Here, from the agencies’ report, are the five principles and why each is important:

Accessibility: Ensuring that there is a simple process in place for homeowners to seek mortgage assistance and that as many homeowners as possible are able to easily obtain the needed and appropriate level of assistance.

Affordability: Providing homeowners with meaningful payment relief that addresses the needs of the homeowner, the servicer and the investor, to support long-term performance.

Sustainability: Offering solutions designed to resolve the delinquency and be effective long-term for the homeowner, the servicer and the investor.

Transparency: Ensuring that the process to obtain assistance, and the terms of that assistance, are as clear and understandable as possible to homeowners, and that information about options and their utilization is available to the appropriate parties.

Accountability: Ensuring that there is an appropriate level of oversight of the process to obtain mortgage assistance for the protection of all parties.

“Balancing these five guiding principles can help maximize participation in foreclosure-avoidance efforts and reduce losses on mortgage assets, thereby creating mutually beneficial outcomes for mortgage servicers, homeowners, and investors,” the agencies state.

According to the agencies, there has been a positive trend of collaboration among government agencies, servicers, investors, and consumer advocates since 2009, with all parties “working diligently to stabilize the housing market and help struggling homeowners keep their homes” following the financial crisis.

But now, the industry must do more, the agencies state.

“With the retirement of MHA, the industry will shoulder more responsibility for assisting struggling homeowners through proprietary modifications and other loss-mitigation programs,” the agencies state.

“One of the most important things we have learned from the crisis-era efforts is that a collaborative process results in better outcomes for all stakeholders. That lesson should not be forgotten, as the industry takes a more prominent role in defining the future of loss mitigation offerings,” the agencies continue.

“The progress in developing successful loss mitigations programs over the past seven years has been encouraging and has benefitted homeowners, servicers, and investors,” the agencies add.

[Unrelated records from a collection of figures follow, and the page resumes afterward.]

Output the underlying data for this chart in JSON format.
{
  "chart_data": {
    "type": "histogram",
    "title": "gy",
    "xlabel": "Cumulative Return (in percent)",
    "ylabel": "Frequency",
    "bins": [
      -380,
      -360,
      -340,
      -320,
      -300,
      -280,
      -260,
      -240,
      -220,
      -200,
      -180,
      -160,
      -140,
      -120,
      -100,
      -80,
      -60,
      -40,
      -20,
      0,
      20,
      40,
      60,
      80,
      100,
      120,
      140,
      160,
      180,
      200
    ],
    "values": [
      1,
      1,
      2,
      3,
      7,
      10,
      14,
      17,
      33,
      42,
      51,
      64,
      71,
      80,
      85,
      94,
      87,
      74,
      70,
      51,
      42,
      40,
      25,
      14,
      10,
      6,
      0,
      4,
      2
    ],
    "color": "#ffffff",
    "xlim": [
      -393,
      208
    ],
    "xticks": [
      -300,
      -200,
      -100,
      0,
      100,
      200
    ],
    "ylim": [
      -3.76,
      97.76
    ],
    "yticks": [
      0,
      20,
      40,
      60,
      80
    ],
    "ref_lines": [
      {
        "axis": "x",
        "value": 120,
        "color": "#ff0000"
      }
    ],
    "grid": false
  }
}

“We look forward to further evolution of home retention solutions and foreclosure alternative programs that will benefit all stakeholders,” the agencies conclude. “To this end, the agencies will continue engaging with the stakeholders—particularly mortgage servicers—as home retention and foreclosure alternative options are developed, with the goal of assessing how these new options will incorporate and further develop these core principles.”